I ended the day not remembering how many trout I did catch.  It was a mixed bag of some small colorful brookies and the rest were brown trout.  It was a fun day of fishing and I hope to be able to get out soon and enjoy some good dry fly fishing. 

Brule River

Posted by: Andrew Fiskness Updated: May 5, 2009 - 10:13 AM
This past Sunday I made the trip up to the Brule River with a couple other members of the the St. Paul Fly Tiers and Fisherman's Club.  We arrived on the river mid-morning to a beautiful sunny day, not the image that comes to mind when you think of steelheading.  We decided to start fishing downstream of US 2 even though the whole river is now open for fishing.  The first spot we stopped at had one other car in the lot.  We suited up and hiked down to the path to the river, which was at good flow, but still a little off color. 

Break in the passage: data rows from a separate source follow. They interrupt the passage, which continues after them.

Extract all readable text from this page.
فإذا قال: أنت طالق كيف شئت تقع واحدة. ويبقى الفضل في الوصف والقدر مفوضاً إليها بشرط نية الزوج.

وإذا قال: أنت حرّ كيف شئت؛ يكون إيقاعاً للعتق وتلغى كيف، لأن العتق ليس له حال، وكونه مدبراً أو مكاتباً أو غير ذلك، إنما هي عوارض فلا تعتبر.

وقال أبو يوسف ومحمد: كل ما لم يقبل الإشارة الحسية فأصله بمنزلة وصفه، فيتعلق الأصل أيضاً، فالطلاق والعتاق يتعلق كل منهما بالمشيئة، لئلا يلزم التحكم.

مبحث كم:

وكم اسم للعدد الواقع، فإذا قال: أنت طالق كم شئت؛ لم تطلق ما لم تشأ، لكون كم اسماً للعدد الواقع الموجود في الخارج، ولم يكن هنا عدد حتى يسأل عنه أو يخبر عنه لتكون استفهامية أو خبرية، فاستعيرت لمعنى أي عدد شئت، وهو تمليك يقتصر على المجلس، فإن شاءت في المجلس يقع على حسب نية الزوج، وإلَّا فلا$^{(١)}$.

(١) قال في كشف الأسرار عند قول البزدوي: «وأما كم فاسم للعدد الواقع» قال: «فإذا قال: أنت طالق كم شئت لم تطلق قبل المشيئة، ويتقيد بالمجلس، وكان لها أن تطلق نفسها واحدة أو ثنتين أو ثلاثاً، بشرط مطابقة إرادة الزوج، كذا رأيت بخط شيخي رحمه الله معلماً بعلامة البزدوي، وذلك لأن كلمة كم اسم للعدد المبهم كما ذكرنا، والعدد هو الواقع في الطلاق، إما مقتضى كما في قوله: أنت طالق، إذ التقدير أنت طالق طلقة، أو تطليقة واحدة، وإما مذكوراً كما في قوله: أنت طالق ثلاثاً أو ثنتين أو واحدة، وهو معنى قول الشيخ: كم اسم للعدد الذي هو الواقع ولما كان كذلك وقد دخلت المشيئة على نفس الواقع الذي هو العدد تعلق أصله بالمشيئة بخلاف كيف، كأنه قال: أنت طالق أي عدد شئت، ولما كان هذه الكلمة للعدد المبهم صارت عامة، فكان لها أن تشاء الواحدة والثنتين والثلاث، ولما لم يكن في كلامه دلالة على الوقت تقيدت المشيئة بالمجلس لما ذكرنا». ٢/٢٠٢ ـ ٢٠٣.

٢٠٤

The three of us started fishing our way up stream.  We were using yarn flies and smaller x-legs or stoneflies.  We fished a bunch of holes on one side of the river with no luck and then fished our way back to car on the other side of the river with the same results.  We continued on to a several of other spots mixing up colors and sizes of the flies, it just wasn't our day.  The day resulted in no fish, but it definately was not for lack of effort.  We talked with several other fisherman on river who had similar reports.

So now I guess I will put away the steelheading until fall and concentrate on trout.